Cohen10 recently examined the wider impact of DES use on the costs and outcomes of revascularisation in a United States medicare population of over 30,000 patients pre- and post-DES. As well the expected reduction in repeat revascularisation, DES were also associated with relative falls in risk-adjusted mortality and MI of 12% and 29% respectively over 13.5 months median follow-up. Furthermore, overall spending on cardiovascular care fell by over $1,900 per revascularised patient.
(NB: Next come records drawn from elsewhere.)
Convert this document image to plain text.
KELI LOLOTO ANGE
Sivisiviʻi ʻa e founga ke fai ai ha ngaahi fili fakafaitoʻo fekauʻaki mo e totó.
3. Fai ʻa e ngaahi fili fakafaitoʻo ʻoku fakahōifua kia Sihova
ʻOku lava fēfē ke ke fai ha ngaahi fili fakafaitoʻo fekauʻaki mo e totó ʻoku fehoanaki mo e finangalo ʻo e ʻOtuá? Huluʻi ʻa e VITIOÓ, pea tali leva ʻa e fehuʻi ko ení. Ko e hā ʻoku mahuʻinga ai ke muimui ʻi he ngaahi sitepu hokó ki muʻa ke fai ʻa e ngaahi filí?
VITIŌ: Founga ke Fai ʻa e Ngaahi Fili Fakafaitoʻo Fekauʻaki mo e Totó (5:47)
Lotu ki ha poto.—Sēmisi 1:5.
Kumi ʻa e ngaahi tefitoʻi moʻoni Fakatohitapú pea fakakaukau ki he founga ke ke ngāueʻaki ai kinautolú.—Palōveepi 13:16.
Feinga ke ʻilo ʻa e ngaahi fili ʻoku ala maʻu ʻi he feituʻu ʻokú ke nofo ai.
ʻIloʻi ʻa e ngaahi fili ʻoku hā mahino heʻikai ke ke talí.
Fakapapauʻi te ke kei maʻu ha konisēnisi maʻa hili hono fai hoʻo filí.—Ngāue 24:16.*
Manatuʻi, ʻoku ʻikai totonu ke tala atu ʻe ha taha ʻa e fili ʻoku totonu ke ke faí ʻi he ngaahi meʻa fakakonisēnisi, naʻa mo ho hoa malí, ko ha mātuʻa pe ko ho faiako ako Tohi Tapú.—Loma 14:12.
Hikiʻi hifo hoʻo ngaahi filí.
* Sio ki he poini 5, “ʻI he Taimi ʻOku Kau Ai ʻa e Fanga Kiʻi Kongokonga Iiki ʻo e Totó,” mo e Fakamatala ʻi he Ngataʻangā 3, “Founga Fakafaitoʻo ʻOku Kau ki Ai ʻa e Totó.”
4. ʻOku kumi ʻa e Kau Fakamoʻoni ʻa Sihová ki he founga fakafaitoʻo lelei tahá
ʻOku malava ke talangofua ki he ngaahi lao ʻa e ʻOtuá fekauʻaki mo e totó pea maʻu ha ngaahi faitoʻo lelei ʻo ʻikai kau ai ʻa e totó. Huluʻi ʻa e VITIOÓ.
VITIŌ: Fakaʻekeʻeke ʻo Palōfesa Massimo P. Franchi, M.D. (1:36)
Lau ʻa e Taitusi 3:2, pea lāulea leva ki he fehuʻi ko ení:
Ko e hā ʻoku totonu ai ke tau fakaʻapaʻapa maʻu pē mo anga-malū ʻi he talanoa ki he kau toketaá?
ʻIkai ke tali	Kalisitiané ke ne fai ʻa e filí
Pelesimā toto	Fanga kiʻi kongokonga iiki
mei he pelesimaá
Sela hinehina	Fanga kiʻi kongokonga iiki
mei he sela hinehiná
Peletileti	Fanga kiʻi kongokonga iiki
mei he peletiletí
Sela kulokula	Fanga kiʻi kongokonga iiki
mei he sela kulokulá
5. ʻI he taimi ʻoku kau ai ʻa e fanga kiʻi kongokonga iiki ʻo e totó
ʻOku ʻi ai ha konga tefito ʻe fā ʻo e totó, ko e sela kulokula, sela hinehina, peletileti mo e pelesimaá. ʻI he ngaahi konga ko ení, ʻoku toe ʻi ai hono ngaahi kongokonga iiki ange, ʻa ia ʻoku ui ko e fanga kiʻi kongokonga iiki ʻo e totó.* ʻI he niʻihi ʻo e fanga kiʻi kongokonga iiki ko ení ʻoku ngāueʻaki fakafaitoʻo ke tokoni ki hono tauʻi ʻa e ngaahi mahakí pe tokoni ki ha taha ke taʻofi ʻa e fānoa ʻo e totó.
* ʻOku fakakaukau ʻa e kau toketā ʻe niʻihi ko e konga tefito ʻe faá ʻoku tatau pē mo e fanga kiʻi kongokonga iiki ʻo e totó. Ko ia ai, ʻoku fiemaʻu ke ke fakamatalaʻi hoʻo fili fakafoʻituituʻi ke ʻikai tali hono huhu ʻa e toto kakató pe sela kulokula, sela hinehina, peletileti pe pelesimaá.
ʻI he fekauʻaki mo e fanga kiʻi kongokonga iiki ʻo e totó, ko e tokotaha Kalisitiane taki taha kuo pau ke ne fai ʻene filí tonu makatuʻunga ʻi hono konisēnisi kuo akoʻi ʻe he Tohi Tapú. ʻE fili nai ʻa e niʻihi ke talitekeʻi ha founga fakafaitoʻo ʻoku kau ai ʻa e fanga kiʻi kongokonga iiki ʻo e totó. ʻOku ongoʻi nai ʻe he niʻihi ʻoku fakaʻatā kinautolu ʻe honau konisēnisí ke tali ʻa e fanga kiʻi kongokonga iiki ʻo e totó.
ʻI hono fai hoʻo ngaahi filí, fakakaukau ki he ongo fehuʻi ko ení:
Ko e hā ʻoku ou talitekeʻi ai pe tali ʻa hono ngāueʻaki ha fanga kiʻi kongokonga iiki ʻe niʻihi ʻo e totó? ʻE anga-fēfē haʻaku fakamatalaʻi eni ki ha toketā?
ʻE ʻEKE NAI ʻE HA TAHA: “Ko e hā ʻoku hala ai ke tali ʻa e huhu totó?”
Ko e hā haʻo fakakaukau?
In summary, both BASKET and Rotterdam economic studies have suggested that DES may not be cost-effective in unselected populations and this is supported by BCIS. For higher risk groups they are undoubtedly cost effective. Furthermore the emerging patterns of mortality and/or MI benefit in some large-scale studies such as the Medicare cohort now suggest that at the very least, the effect of these hard endpoints should be explored in economic evaluations as they are likely to have a significant bearing on QALY-based approaches and of course, patient outcomes.